Iets zeggen over vluchtelingen? Dat kan alleen maar via mijn eigen gevoel, mijn eigen hart, mijn eigen denkraam. Daar komen ze aan. In stromen. Bij ons in Heumensoord 3000; de eerste 300 zijn binnen. In tenten. Luxe tenten, dat wel, maar een stuk of wat vonden ze toch te min en keerden terug naar Ter Apel. Onvoldoende ventilatie, te weinig privacy. Wat doet mijn ego onder deze omstandigheden? Fulmineren tegen die ondankbare eikels. Maar afgezien daarvan: mijn angsthaasje, mijn harde criticus, mijn controlefreak, ……. ze lusten er wel pap van. Wilders is er niks bij. Ja, want zo werkt ons innerlijk zelfsysteem. Alarm! Onze Hollandse cultuur van gezelligheid, tolerantie, politieke correctheid en zwitserlevengevoel wordt bedreigd. Kunnen mijn dochters nog wel veilig over straat? Niet dus, lijkt het; aanrandingen zouden zich al hebben voorgedaan.
Eerst formuleerde ik bovenstaande zin zo: de eerste aanrandingen….etc. Zo kun je zien hoe ons ego werkt, althans het mijne: er zal nog wel veel meer gebeuren is de verwachting van mijn egosysteem. Wat mooi dat wij dat kunnen zien. Dat we in onszelf de stemmen van onze subpersoontjes kunnen ontwaren. Ons zelfreflecterend bewustzijn is daartoe in staat en zo kunnen wij ‘afstand’ nemen van onze conditionering.
Dàt wat ziet en ontwaart van die afstand is misschien niet goed onder woorden te brengen, maar we weten wel dat hier een liefdevol gewaarzijn gaande is dat geen oordeel velt. Allerd Stikker, vroeger RSV-baas, nu een begaan ecoloog, noemde ooit in Het Vermoeden drie terreinen waar we niets van weten: de kosmos, het leven en het zelfreflecterend bewustzijn. Ze verschaffen wel een venster op de eeuwigheid, zei hij erbij. En hij schreef er een boek over: En de mens speelt met de tijd.
En als we dan vanuit dit venster op de eeuwigheid naar onszelf kijken en onze bangelijke subpersoontjes kunnen omarmen, dan ontstaan er opeens tienduizend mogelijkheden. En die zie je in de mensen die oude lakens met Welkom ophangen en aan het werk gaan in welkomwinkels. Bij ons staan ook zakken met kleren voor vluchtelingen klaar. We kunnen ons zelfreflecterend vermogen vervolgens richten op de vluchtelingen zelf. Ja daar zijn ze; zo is het dus. Ze zijn er en ze zijn misschien soms onhebbelijk en boos en in paniek. Zo is het dus. Kunnen we dat aanvaarden zonder er meteen een oordeel aan vast te knopen? Het zijn mensen op de vlucht, mensen in nood. Ja, die hebben tegenwoordig mobieltjes bij zich, want we leven in de 21ste eeuw, waarin nog steeds veel oorlog bestaat. Ja, zo is het dus. En ze verdienen hulp.

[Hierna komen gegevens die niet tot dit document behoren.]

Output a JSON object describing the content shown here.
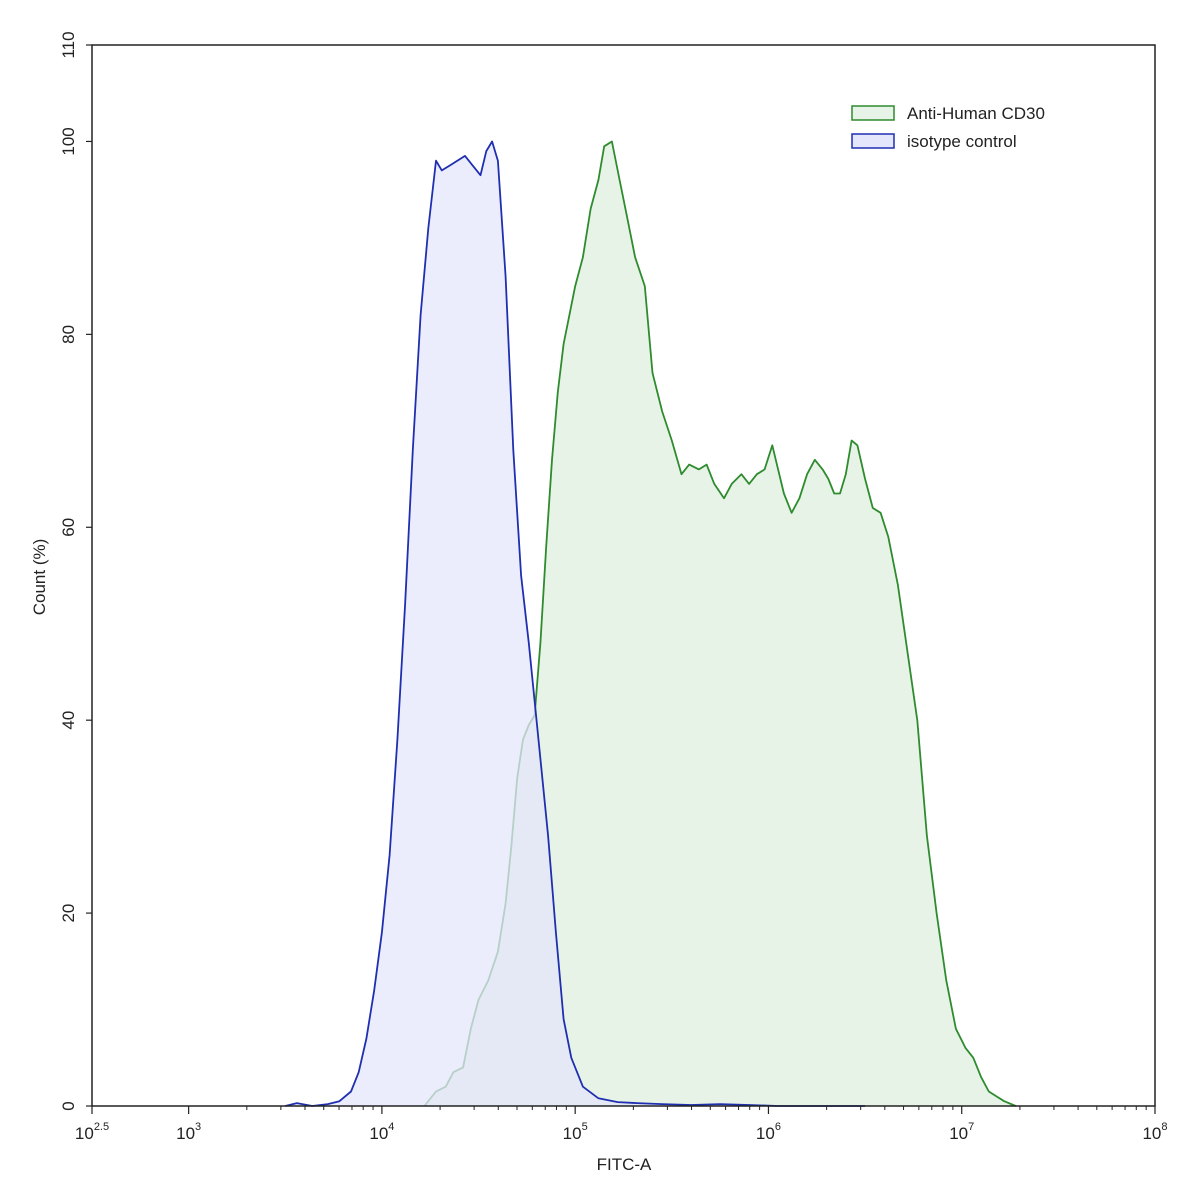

Als je vanuit deze aanvaarding kunt zien wie er voor je staan, dan is er doen wat je te doen hebt. Werk aan de welkomwinkel. Maar evenzeer het werk dat je nu (al) doet en dat ogenschijnlijk niets uit te staan heeft met vluchtelingen. Doe wat je doet met open hart, met overgave, inzet en compassie en het komt alle mensen die het nodig hebben ten goede.